Гуляя по кабинету, Екатерина подумала, что капли, которые ей вчера прописал Роджерс, вряд ли полезны. Даже, может статься, противопоказаны. От них пошла какая-то странная ломота во всем теле и отяжелели ноги - такое ощущение, что вот-вот начнутся колики. Дай бог дотянуть до конца эту дурацкую историю - и сразу в постель.
- Александр Матвеевич, - сказала она с чувством бесконечной грусти, известно ли вам, что государи - самые одинокие люди на свете?
- О ваше величество, кому, как не мне…
- Так, - сказала Екатерина более энергично, более густо, чем говорила до сих пор, и после этого восклицания ее голос с каждым шагом наливался крутой царской властью. - А известно ли тебе, Саша, как трудно мне в этом году, когда я вынуждена вести две войны сразу, при постоянной угрозе внутренних смут, при полном запустении хозяйства, при том положении дел, когда чуть ли не я сама должна набирать рекрутов, отливать пушки и собирать фураж для армии?
- Мне известно все, ваше величество.
- А коль тебе известно все, то почему, позволь спросить, в этот трудный час ты валяешься у меня в ногах вместо того, чтобы стоять рядом со мной и помогать мне?!
- Потому что мы любим друг друга, ваше величество.
Длинный ряд венецианских зеркал на миг потускнел, и государыне показалось, что ей делается дурно.
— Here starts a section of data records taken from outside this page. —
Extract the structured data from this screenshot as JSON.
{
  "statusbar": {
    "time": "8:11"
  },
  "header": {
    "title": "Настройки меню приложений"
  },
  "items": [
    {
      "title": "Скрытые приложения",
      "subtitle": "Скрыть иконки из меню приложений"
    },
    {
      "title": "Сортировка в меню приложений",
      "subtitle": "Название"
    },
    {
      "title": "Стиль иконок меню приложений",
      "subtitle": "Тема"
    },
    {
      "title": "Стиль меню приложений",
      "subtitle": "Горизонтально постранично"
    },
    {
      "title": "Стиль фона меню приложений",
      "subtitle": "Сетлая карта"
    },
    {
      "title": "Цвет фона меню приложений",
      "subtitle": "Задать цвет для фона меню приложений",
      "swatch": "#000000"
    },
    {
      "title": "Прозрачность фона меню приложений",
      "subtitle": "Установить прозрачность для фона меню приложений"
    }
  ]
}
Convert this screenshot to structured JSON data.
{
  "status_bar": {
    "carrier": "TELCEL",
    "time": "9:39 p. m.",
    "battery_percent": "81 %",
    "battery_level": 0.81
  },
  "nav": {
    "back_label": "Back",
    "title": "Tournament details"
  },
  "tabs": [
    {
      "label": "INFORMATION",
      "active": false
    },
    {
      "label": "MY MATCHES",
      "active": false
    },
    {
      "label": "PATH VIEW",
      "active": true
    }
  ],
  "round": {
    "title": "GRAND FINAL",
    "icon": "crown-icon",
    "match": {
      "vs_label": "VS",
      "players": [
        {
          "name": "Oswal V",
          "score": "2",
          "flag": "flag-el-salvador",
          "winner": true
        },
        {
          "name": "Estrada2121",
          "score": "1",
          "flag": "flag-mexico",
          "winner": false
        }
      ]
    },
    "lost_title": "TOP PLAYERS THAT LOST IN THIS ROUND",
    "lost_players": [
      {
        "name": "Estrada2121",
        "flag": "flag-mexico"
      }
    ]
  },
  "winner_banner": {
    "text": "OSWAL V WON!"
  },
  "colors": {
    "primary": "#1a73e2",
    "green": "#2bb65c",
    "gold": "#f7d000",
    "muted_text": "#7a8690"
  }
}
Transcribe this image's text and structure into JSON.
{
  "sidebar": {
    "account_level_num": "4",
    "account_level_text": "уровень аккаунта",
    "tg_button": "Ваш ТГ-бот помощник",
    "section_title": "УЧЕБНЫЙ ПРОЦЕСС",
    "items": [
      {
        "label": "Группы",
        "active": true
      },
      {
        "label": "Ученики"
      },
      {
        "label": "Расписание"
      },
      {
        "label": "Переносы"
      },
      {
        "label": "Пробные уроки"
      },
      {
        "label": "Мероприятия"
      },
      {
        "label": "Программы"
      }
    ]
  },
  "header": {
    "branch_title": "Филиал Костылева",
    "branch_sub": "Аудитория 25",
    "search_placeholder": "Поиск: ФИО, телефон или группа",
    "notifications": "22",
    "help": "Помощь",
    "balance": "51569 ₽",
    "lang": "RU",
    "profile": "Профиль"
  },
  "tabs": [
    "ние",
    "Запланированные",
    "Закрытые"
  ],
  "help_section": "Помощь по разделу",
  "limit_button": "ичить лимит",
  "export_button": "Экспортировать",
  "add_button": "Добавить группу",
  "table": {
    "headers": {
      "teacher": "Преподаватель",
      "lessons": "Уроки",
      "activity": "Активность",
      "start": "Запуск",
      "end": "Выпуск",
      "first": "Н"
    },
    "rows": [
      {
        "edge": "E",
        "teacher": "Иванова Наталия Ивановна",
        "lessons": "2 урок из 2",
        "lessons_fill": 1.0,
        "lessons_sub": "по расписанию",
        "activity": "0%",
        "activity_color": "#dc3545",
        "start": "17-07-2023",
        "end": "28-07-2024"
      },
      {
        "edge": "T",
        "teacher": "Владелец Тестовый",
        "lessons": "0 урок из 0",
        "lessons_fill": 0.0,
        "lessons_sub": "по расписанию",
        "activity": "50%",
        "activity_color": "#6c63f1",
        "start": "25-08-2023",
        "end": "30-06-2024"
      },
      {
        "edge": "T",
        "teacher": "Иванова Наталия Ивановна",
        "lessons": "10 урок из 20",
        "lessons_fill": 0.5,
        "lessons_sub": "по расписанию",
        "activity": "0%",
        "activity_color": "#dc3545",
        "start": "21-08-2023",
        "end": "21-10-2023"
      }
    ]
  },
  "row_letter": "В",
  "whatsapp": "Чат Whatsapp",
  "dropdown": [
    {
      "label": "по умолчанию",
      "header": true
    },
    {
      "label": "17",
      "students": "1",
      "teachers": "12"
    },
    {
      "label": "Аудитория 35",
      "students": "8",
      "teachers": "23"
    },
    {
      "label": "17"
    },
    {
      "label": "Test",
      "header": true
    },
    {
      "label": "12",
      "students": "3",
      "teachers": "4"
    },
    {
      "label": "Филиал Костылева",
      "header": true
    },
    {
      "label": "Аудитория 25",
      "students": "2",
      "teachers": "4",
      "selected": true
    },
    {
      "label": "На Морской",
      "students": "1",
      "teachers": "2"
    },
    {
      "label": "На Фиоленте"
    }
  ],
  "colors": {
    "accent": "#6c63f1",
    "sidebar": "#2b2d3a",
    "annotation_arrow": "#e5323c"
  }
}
Слава богу, миновало. Больше всего в жизни она ненавидела смелость простых истин и напористость честных людей. Она была уверена, что все люди думают одно, а говорят другое. Ей это даже представлялось талантом, отпущенным всевышним, она восхищалась теми, кто этот дар довел до совершенства, и, когда при ней вдруг кто-нибудь говорил твердым голосом то, что думал на самом деле, это ставило ее в тупик, потому что она вдруг оказывалась вне игры. Для Екатерины, чтобы сказать то, что она думает, нужно было бы заново на белый свет родиться.
Коленки, однако, дают о себе знать. Оглянулась, на что бы присесть. Рядом была любимая голубая софа, на которую она обычно забиралась с ногами, укрывалась теплой шалью, и, зажмурившись, сочиняла реплики для своих будущих комедий. В какой-то миг она подумала: а что, если выгнать их вон, забраться на софу, укрыться шалью… Увы, могущество питается волей. Сев на самый краешек голубой софы и прямо, как в юности, держа спину, она призадумалась. Конечно, в шестьдесят трудно держать спину, точно тебе шестнадцать, но ее соперница следила за ней во все свои раскосые глаза, и Екатерина обязана была давить на нее не только могуществом, но и статью.
- Милая княжна… Вам, должно быть, известно, что мне приходится почти все время воевать. Мы вынуждены отдавать ратному делу лучших своих сыновей, ибо, как мудро говорил Петр Великий, через ратные дела мы вышли в люди и с нами, с которыми раньше в Европе и знаться не хотели, теперь почитают за честь за один стол садиться.
- Известно, ваше величество.
- К сожалению, войны имеют и свою дурную сторону - они почти всегда ведут к падению нравов. И не только в пределах государства или самой армии. Даже в столицах среди знати, даже при моем дворе можно наблюдать это чрезвычайное падение нравов.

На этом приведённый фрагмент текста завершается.